Foto: Reuters/RALPH ORLOWSKI

Neuartiges Lebensmittel – oder nicht

Zurück zu dem Moment, an dem Sagmeister vor einem Rätsel stand. Grund dafür war eine Aussendung des Gesundheitsministeriums. Man mache per Erlass nochmals auf die bestehende Gesetzeslage aufmerksam, hieß es da: "Cannabinoid-haltige Extrakte, die zumeist als Nahrungsergänzungsmittel auf den Markt gebracht werden, zunehmend aber auch in Lebensmitteln wie beispielsweise Süßwaren oder Kuchen eingesetzt und angeboten werden, fallen unter die 'Novel-Food'-(Neuartige-Lebensmittel-)Verordnung der EU und dürfen daher nicht in Verkehr gebracht werden." Sagmeister – und alle anderen CBD-Unternehmer – befürchteten also ihr Aus.

Ein kleiner Trick

Drei Monate später sieht die Welt schon anders aus: Das Geschäft im siebenten Bezirk ist gut besucht, meist sind es ältere Damen, die kommen und nach CBD-Öl fragen, manche von ihnen in Begleitung ihrer Kinder oder Enkel. "Die Jüngeren kennen sich meist mit den Dosierungen aus oder können das schnell am Smartphone recherchieren. Wir dürfen diesbezüglich ja nicht beraten", sagt Sagmeister. Die Regale sind gefüllt. Auch mit dem – eigentlich verbotenen – Öl.
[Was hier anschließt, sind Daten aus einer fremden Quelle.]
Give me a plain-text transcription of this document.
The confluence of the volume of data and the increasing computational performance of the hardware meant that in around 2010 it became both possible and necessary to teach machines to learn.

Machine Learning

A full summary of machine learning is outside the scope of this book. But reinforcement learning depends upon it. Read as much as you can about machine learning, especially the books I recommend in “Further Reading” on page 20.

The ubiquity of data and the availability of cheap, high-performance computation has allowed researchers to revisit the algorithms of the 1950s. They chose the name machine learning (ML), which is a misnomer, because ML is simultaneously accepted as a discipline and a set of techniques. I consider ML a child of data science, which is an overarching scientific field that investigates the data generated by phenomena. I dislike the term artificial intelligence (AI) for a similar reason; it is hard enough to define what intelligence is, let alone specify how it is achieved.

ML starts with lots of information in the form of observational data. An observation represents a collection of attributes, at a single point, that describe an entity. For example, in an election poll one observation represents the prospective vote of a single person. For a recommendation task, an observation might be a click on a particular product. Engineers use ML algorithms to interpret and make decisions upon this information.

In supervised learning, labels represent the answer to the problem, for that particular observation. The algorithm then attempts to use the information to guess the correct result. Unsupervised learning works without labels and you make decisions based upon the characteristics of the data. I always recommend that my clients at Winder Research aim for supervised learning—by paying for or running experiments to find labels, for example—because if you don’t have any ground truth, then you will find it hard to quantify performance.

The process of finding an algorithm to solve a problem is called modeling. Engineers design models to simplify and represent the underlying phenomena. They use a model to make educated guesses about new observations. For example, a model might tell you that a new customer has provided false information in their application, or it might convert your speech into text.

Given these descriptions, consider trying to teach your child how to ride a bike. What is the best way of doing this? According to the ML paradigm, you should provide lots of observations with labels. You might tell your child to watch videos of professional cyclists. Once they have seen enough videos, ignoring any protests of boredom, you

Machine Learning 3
Der Trick: Auf dem Etikett steht statt "Nahrungsergänzungsmittel" nun "Aromaprodukt", außerdem ein Hinweis, dass die Produkte nicht zum Verzehr geeignet sind. "Ich wechsle mein Gewand, aber innen bin ich noch immer dasselbe", heißt es auf der Facebook-Seite von Magu.

Bringt der Erlass also am Ende gar nichts, und die Unternehmer konnten weiter vom CBD-Hype profitieren? Keineswegs. Tatsächlich merken mehrere Unternehmen in Wien starke Auswirkungen der CBD-feindlichen Politik des Gesundheitsministeriums. Sagmeister musste sich beispielsweise von Mitarbeitern trennen.

Verschiedenste Einbußen

Ein anderes Unternehmen, das sich vollkommen auf den Vertrieb von Ölen an Apotheken konzentrierte, musste von zehn Mitarbeitern fast alle kündigen. In Apotheken dürfen nämlich nur noch magistral zubereitete Mischungen verkauft werden. Ausgerechnet ein Parteikollege der Gesundheitsministerin Beate Hartinger-Klein (FPÖ) ignorierte das in seiner Apotheke – er sprach von einem Missverständnis. Die Einschränkung betrifft auch das Unternehmen von Sagmeister, da sie ihre Öle selbst produziert und auch an Apotheken lieferte. "Die haben uns also die Produkte zurückgeschickt."

Eine finanzielle Mehrbelastung kam für die meisten Shops auch durch neue Etiketten beziehungsweise Werbemittel zustande, alte Produkte mussten ausgetauscht werden, Rechtsberatung wurde eingeholt. Das summiert sich.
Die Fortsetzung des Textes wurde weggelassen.